Caliban, sessiz bir isyanla ailesiyle yaşadığı bu bölgeden uzaklaşır. Daha sonra beyazların boyunduruğunda yaşamayı reddeden tüm siyahlar bölgeden ayrılır. Tucker Caliban’ın eylemi, artık bu ülkede yok eden, var eden, birleştiren, ayıran hatta umut veren bir eylemdir. Kelley, belki de ‘onlar’ gittiğinde geriye ne kalacağını düşünmeye davet ediyor. Bunu yaparken beyazların, siyah insanlar hakkında ne düşündüklerini ortaya koyuyor Güz Dönümü’nde.

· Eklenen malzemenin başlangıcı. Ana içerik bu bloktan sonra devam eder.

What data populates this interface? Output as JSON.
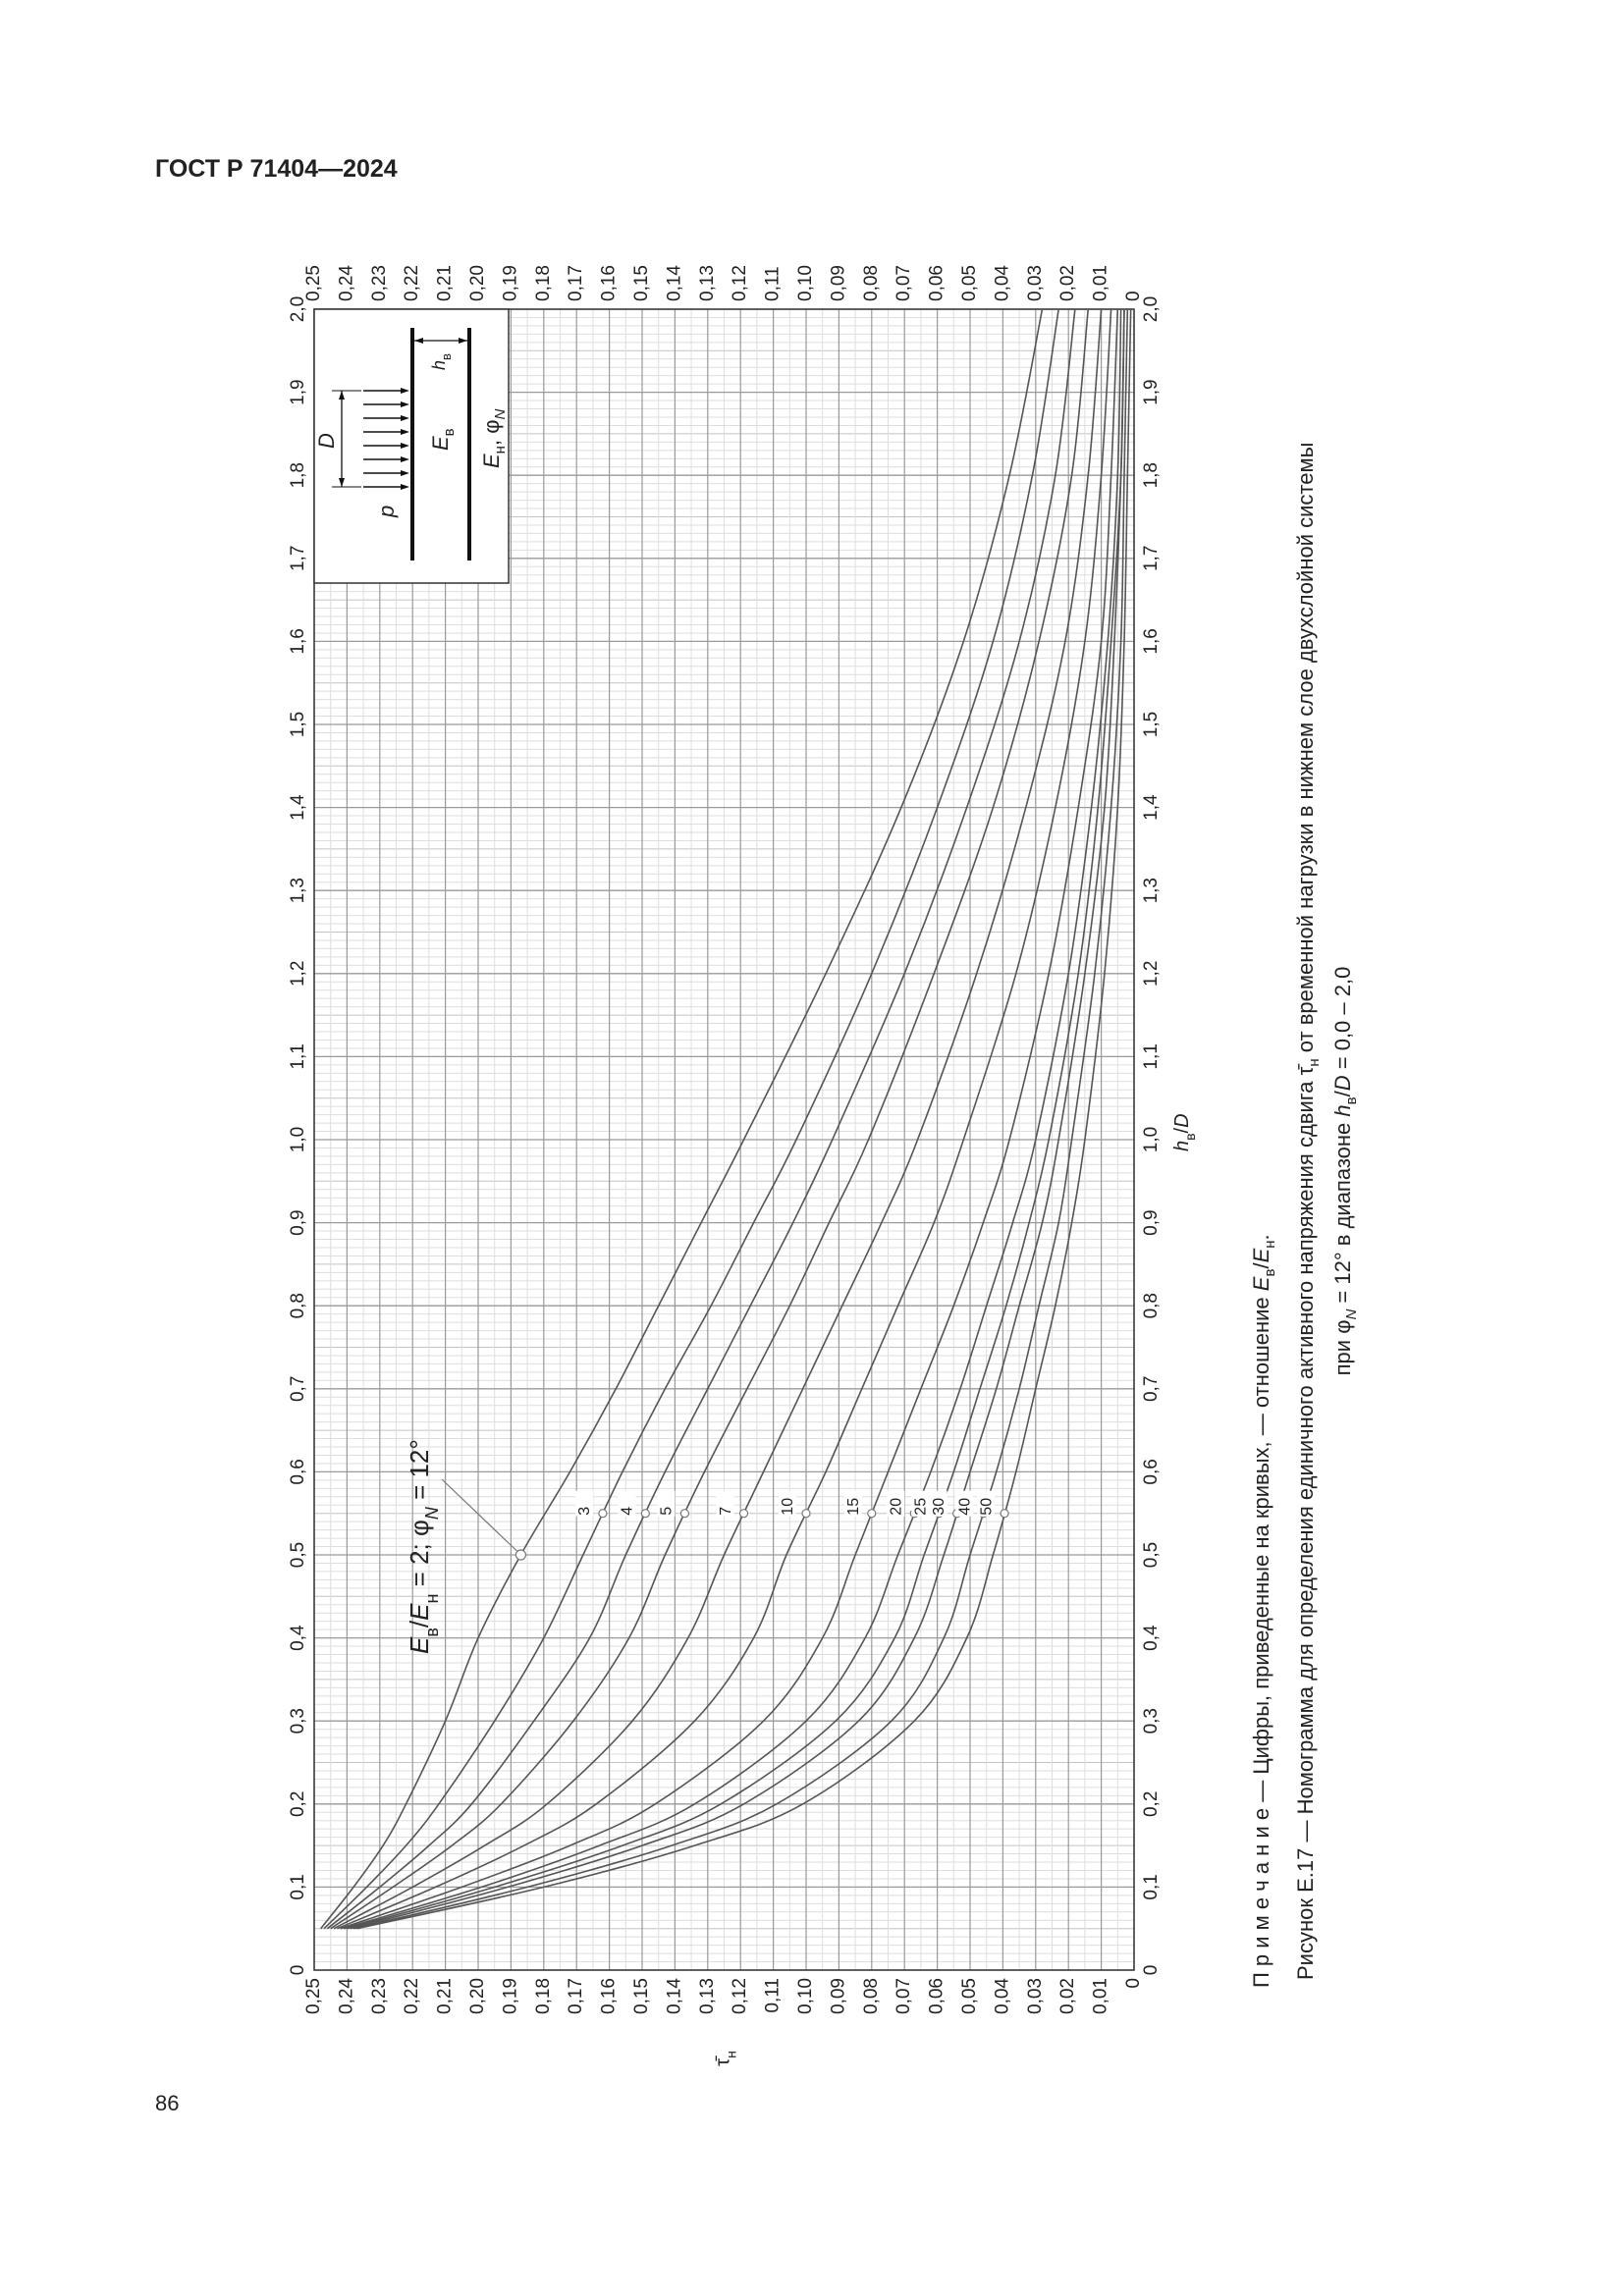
{
  "header": {
    "title": "ГОСТ Р 71404—2024"
  },
  "page_number": "86",
  "chart_data": {
    "type": "line",
    "x": [
      0.05,
      0.1,
      0.15,
      0.2,
      0.3,
      0.4,
      0.5,
      0.6,
      0.7,
      0.8,
      0.9,
      1.0,
      1.2,
      1.4,
      1.6,
      1.8,
      2.0
    ],
    "series": [
      {
        "color": "#555555",
        "values": [
          0.248,
          0.238,
          0.229,
          0.222,
          0.21,
          0.2,
          0.187,
          0.172,
          0.158,
          0.145,
          0.132,
          0.119,
          0.094,
          0.071,
          0.052,
          0.038,
          0.028
        ]
      },
      {
        "name": "3",
        "color": "#555555",
        "values": [
          0.247,
          0.234,
          0.222,
          0.212,
          0.195,
          0.18,
          0.168,
          0.156,
          0.143,
          0.129,
          0.116,
          0.103,
          0.08,
          0.06,
          0.043,
          0.031,
          0.023
        ]
      },
      {
        "name": "4",
        "color": "#555555",
        "values": [
          0.246,
          0.23,
          0.215,
          0.202,
          0.183,
          0.166,
          0.155,
          0.143,
          0.13,
          0.117,
          0.104,
          0.092,
          0.07,
          0.051,
          0.035,
          0.024,
          0.018
        ]
      },
      {
        "name": "5",
        "color": "#555555",
        "values": [
          0.245,
          0.226,
          0.208,
          0.193,
          0.171,
          0.154,
          0.143,
          0.131,
          0.118,
          0.105,
          0.093,
          0.081,
          0.061,
          0.043,
          0.029,
          0.019,
          0.014
        ]
      },
      {
        "name": "7",
        "color": "#555555",
        "values": [
          0.244,
          0.22,
          0.198,
          0.179,
          0.153,
          0.136,
          0.125,
          0.113,
          0.101,
          0.089,
          0.077,
          0.066,
          0.048,
          0.033,
          0.021,
          0.014,
          0.01
        ]
      },
      {
        "name": "10",
        "color": "#555555",
        "values": [
          0.243,
          0.213,
          0.186,
          0.164,
          0.134,
          0.116,
          0.106,
          0.094,
          0.083,
          0.072,
          0.061,
          0.052,
          0.036,
          0.024,
          0.015,
          0.01,
          0.007
        ]
      },
      {
        "name": "15",
        "color": "#555555",
        "values": [
          0.242,
          0.205,
          0.172,
          0.146,
          0.113,
          0.095,
          0.085,
          0.075,
          0.065,
          0.055,
          0.046,
          0.038,
          0.026,
          0.017,
          0.01,
          0.007,
          0.005
        ]
      },
      {
        "name": "20",
        "color": "#555555",
        "values": [
          0.241,
          0.199,
          0.163,
          0.134,
          0.1,
          0.082,
          0.072,
          0.062,
          0.053,
          0.045,
          0.037,
          0.03,
          0.02,
          0.013,
          0.008,
          0.005,
          0.004
        ]
      },
      {
        "name": "25",
        "color": "#555555",
        "values": [
          0.24,
          0.195,
          0.156,
          0.126,
          0.091,
          0.073,
          0.064,
          0.055,
          0.047,
          0.039,
          0.032,
          0.026,
          0.017,
          0.011,
          0.007,
          0.004,
          0.003
        ]
      },
      {
        "name": "30",
        "color": "#555555",
        "values": [
          0.239,
          0.191,
          0.15,
          0.119,
          0.084,
          0.067,
          0.058,
          0.05,
          0.042,
          0.035,
          0.028,
          0.023,
          0.015,
          0.009,
          0.006,
          0.004,
          0.003
        ]
      },
      {
        "name": "40",
        "color": "#555555",
        "values": [
          0.238,
          0.185,
          0.141,
          0.109,
          0.074,
          0.058,
          0.05,
          0.042,
          0.035,
          0.029,
          0.023,
          0.019,
          0.012,
          0.007,
          0.004,
          0.003,
          0.002
        ]
      },
      {
        "name": "50",
        "color": "#555555",
        "values": [
          0.237,
          0.18,
          0.134,
          0.101,
          0.067,
          0.051,
          0.043,
          0.036,
          0.03,
          0.024,
          0.019,
          0.015,
          0.009,
          0.005,
          0.003,
          0.002,
          0.001
        ]
      }
    ],
    "xlim": [
      0,
      2
    ],
    "ylim": [
      0,
      0.25
    ],
    "xticks": [
      0,
      {
        "value": 0.1,
        "label": "0,1"
      },
      {
        "value": 0.2,
        "label": "0,2"
      },
      {
        "value": 0.3,
        "label": "0,3"
      },
      {
        "value": 0.4,
        "label": "0,4"
      },
      {
        "value": 0.5,
        "label": "0,5"
      },
      {
        "value": 0.6,
        "label": "0,6"
      },
      {
        "value": 0.7,
        "label": "0,7"
      },
      {
        "value": 0.8,
        "label": "0,8"
      },
      {
        "value": 0.9,
        "label": "0,9"
      },
      {
        "value": 1.0,
        "label": "1,0"
      },
      {
        "value": 1.1,
        "label": "1,1"
      },
      {
        "value": 1.2,
        "label": "1,2"
      },
      {
        "value": 1.3,
        "label": "1,3"
      },
      {
        "value": 1.4,
        "label": "1,4"
      },
      {
        "value": 1.5,
        "label": "1,5"
      },
      {
        "value": 1.6,
        "label": "1,6"
      },
      {
        "value": 1.7,
        "label": "1,7"
      },
      {
        "value": 1.8,
        "label": "1,8"
      },
      {
        "value": 1.9,
        "label": "1,9"
      },
      {
        "value": 2.0,
        "label": "2,0"
      }
    ],
    "yticks": [
      0,
      {
        "value": 0.01,
        "label": "0,01"
      },
      {
        "value": 0.02,
        "label": "0,02"
      },
      {
        "value": 0.03,
        "label": "0,03"
      },
      {
        "value": 0.04,
        "label": "0,04"
      },
      {
        "value": 0.05,
        "label": "0,05"
      },
      {
        "value": 0.06,
        "label": "0,06"
      },
      {
        "value": 0.07,
        "label": "0,07"
      },
      {
        "value": 0.08,
        "label": "0,08"
      },
      {
        "value": 0.09,
        "label": "0,09"
      },
      {
        "value": 0.1,
        "label": "0,10"
      },
      {
        "value": 0.11,
        "label": "0,11"
      },
      {
        "value": 0.12,
        "label": "0,12"
      },
      {
        "value": 0.13,
        "label": "0,13"
      },
      {
        "value": 0.14,
        "label": "0,14"
      },
      {
        "value": 0.15,
        "label": "0,15"
      },
      {
        "value": 0.16,
        "label": "0,16"
      },
      {
        "value": 0.17,
        "label": "0,17"
      },
      {
        "value": 0.18,
        "label": "0,18"
      },
      {
        "value": 0.19,
        "label": "0,19"
      },
      {
        "value": 0.2,
        "label": "0,20"
      },
      {
        "value": 0.21,
        "label": "0,21"
      },
      {
        "value": 0.22,
        "label": "0,22"
      },
      {
        "value": 0.23,
        "label": "0,23"
      },
      {
        "value": 0.24,
        "label": "0,24"
      },
      {
        "value": 0.25,
        "label": "0,25"
      }
    ],
    "grid": true,
    "x_label": [
      {
        "text": "h",
        "italic": true
      },
      {
        "text": "в",
        "sub": true
      },
      {
        "text": "/"
      },
      {
        "text": "D",
        "italic": true
      }
    ],
    "y_label": [
      {
        "text": "τ̄"
      },
      {
        "text": "н",
        "sub": true
      }
    ],
    "annotation": [
      {
        "text": "E",
        "italic": true
      },
      {
        "text": "в",
        "sub": true
      },
      {
        "text": "/"
      },
      {
        "text": "E",
        "italic": true
      },
      {
        "text": "н",
        "sub": true
      },
      {
        "text": " = 2; φ"
      },
      {
        "text": "N",
        "sub": true,
        "italic": true
      },
      {
        "text": " = 12°"
      }
    ],
    "inset": {
      "p": [
        {
          "text": "p",
          "italic": true
        }
      ],
      "d": [
        {
          "text": "D",
          "italic": true
        }
      ],
      "h": [
        {
          "text": "h",
          "italic": true
        },
        {
          "text": "в",
          "sub": true
        }
      ],
      "upper": [
        {
          "text": "E",
          "italic": true
        },
        {
          "text": "в",
          "sub": true
        }
      ],
      "lower": [
        {
          "text": "E",
          "italic": true
        },
        {
          "text": "н",
          "sub": true
        },
        {
          "text": ", φ"
        },
        {
          "text": "N",
          "sub": true,
          "italic": true
        }
      ]
    }
  },
  "note": [
    {
      "text": "П р и м е ч а н и е"
    },
    {
      "text": " — Цифры, приведенные на кривых, — отношение "
    },
    {
      "text": "E",
      "italic": true
    },
    {
      "text": "в",
      "sub": true
    },
    {
      "text": "/"
    },
    {
      "text": "E",
      "italic": true
    },
    {
      "text": "н",
      "sub": true
    },
    {
      "text": "."
    }
  ],
  "caption": [
    [
      {
        "text": "Рисунок Е.17 — Номограмма для определения единичного активного напряжения сдвига "
      },
      {
        "text": "τ̄"
      },
      {
        "text": "н",
        "sub": true
      },
      {
        "text": " от временной нагрузки в нижнем слое двухслойной системы"
      }
    ],
    [
      {
        "text": "при φ"
      },
      {
        "text": "N",
        "sub": true,
        "italic": true
      },
      {
        "text": " = 12° в диапазоне "
      },
      {
        "text": "h",
        "italic": true
      },
      {
        "text": "в",
        "sub": true
      },
      {
        "text": "/"
      },
      {
        "text": "D",
        "italic": true
      },
      {
        "text": " = 0,0 – 2,0"
      }
    ]
  ]
}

Hak ettikleri yaşam, görmek istedikleri saygınlık ve kendilerini eşit hissedecekleri bir yer bulmak için yola çıkan insanların hayatta kalma ruhunu gösteriyor. 2017 yılında hayatını kaybeden Kelly, Siyahi Sanat Hareketi’nin (Black Arts Movement) en önemli temsilcilerindendi. Henüz 24 yaşındayken yazdığı, yazarın ilk romanı olma özelliği taşıyan Güz Dönemi’nin yeniden keşfedilmesinde belki de aradan yıllar geçse de Afro-Amerikalı insanların hâlâ öteki olmalarıdır. Irkçılık bugün de dünyanın en önemli sorunlarından biri! Birçok kişi kendini ırkçı olarak tanımlamasa da hâlâ cümlelerine ‘ben ırkçı değilim ama… ‘diye başlıyor. Ve devamında başkalarını göç yolculuğuna çıkaracak duygular hissetmesine neden olan ırkçı söylemlerine devam ediyor.